“Throw away your television
Take the noose off your ambition
Reinvent your intuition now”
– Red Hot Chili Peppers
It’s not really a good idea to try to read anything into the songs of RHCP. Yet as I was writing this Post, I couldn’t help but think of this song from “By The Way”.
While the lyrics are an excellent example of alliteration, I remain unsure as to why they wanted me to ditch the television.
On the other hand, I am convinced that we need to throw away our projectors…at least for a while. Let me explain why.
Does this sound familiar?
You are sitting through a presentation, the subject matter of which is only moderately interesting, at best. To make matters worse, the slides are packed full of text, resulting in information overload.
The presenter then proceeds to read the content of the slides to you, word for word. You regret having a big lunch. You look at your watch (again) wondering how long until the next coffee break.
Eventually, you stop fighting and drift off into a blissful slumber….
It’s difficult enough to maintain the attention and interest of your audience for any length of time, even when the topic is relevant to them, but one of the worst things you can do is to provide too much information. Your audience won’t process it all, they won’t remember much of it and they will probably struggle to keep up with you.
The good news is that there are lots of ways to keep your audience engaged, from the use of videos and story telling to asking questions and encouraging interaction.
But here is my top tip, something for you to think about before you even start developing your presentation.
Ask yourself: do I really need slides?
It sounds almost heretical, doesn’t it! No slides? How am I going to convey all this complex information? What are people going to look at? How on earth will I know what to say next?!
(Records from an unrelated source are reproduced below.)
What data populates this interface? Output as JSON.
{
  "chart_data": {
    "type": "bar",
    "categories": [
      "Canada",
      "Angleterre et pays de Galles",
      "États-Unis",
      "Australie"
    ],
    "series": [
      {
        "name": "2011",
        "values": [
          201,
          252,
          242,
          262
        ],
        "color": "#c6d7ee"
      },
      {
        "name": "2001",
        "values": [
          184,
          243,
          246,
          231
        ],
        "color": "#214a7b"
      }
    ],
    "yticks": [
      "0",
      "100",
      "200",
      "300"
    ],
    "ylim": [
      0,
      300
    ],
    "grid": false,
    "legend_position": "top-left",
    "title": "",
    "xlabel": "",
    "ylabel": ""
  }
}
Of course you don’t need a slide presentation to convey complex ideas. If you don’t believe me, head over to TED and watch some of the TED Talks. Very few of the most popular talks involve PowerPoint and almost none of the speakers rely on slides to get their ideas across.
OK, they’re all excellent speakers who put a lot of preparation into those talks. Us mere mortals may not have the skills, much less the time, to devote to memorising a presentation. And TED Talks are only 20 minutes long.
My point is this: too often, when we have to give a speech, seminar or workshop, the first thing we do is the open up PowerPoint and start typing. We copy and paste content from other sources. We make use of fancy transitions and flying text to impress the audience.
We plan the presentation around the technology. But the technology is there to support you, not the other way around.
Instead, plan your whole speech or presentation without thinking about slides. Write down the main points that you need to communicate and think about how you are going to develop and support those points so that the audience understand, engage and remember.
Then decide how and when visual aids will be useful and effective, perhaps a picture, a video, a chart or brief bullet points. (And don’t forget about the humble flipchart!)
The Human Touch
If all you are going to do is read text off the screen and click through the slide deck, then I’m pretty sure that PowerPoint can be set up to run the presentation automatically.
To educate, inform or inspire your audience you need to capture their interest, pique their curiosity and perhaps even challenge their beliefs. And your projector won’t that on its own.
So in summary (and with apologies for RHCP): take the noose off your ambition, reinvent your intuition, throw away your projector. Now!